August 6, 2010 at 12:52 pm
My customer's SQL Server 2008 app Selects a timestamp from DB2 on z/OS.
DB2 timestamps on z/OS, converted the Character, are Length 26.
By the time the app sees it, it's length is 23.
So,
2004-11-28-08.01.06.697422 comes back as
2004-11-28-08.01.06.697
Where are we going wrong?
Dave
August 6, 2010 at 11:34 pm
Sql server doesn't support nano seconds as far as I know. You can to use VARCHAR columns to get this info. But as soon as you CONVERT them in date you will lose last three digits...
--lucky
August 9, 2010 at 6:57 am
Maybe we are off track here.
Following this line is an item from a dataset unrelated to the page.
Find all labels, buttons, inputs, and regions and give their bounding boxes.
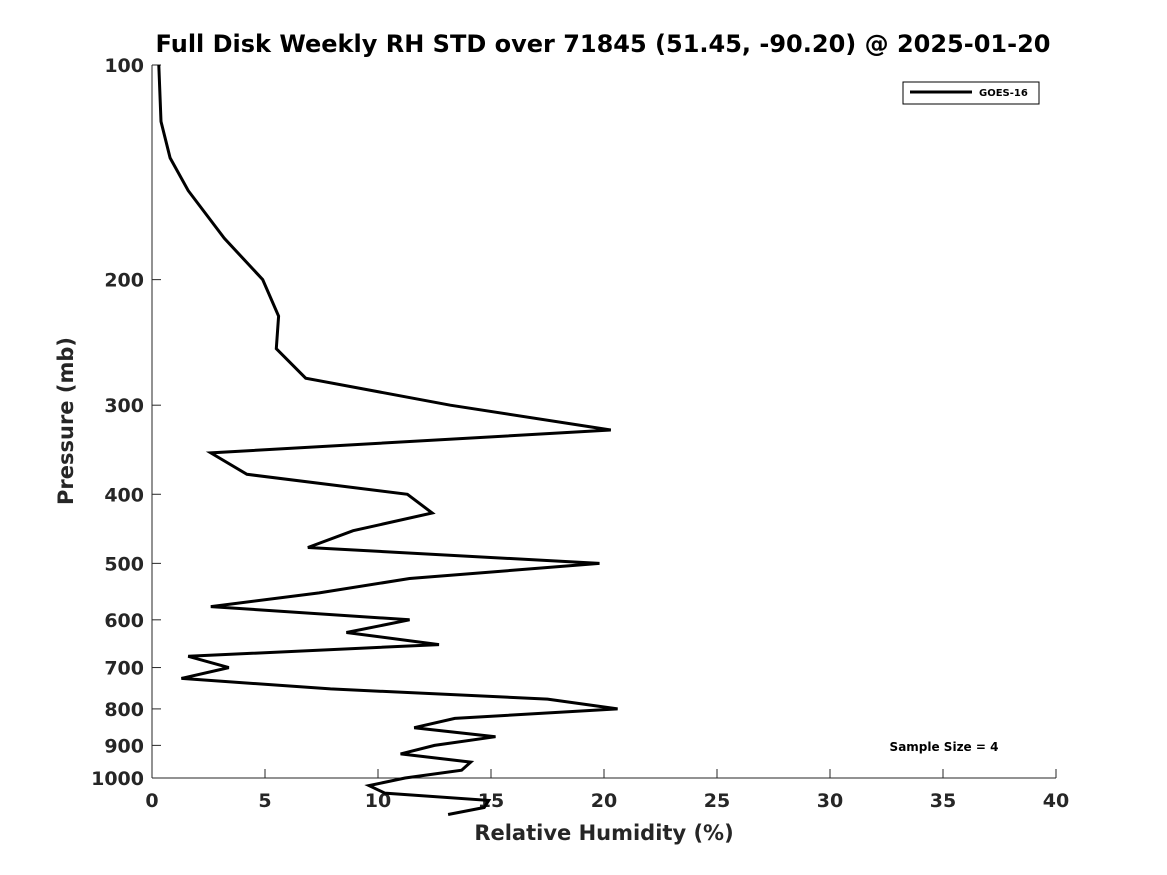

Customer is confused (as are we) because this same SQL "works" in Development but not in Production.
The difference we see is this:
In Dev, simple update statement like UPDATE table SET COL02 = 'x' WHERE COL01 = 'y'
gets executed as is.
In Prod, the update statement gets "chagned" to
WHERE COL01 = 'y' AND COL02 = 'm' AND COL03 = 'n' AND COL04 = 'o' AND ....
for every column in the table. (We eventually fail on a date field.)
At first, I figured that there was no unique index or primary key, but the table has all that.
Who is doing the DB2 Catalog query to fetch all columns and changing the Update?
Is there a parameter in SQL Server for that?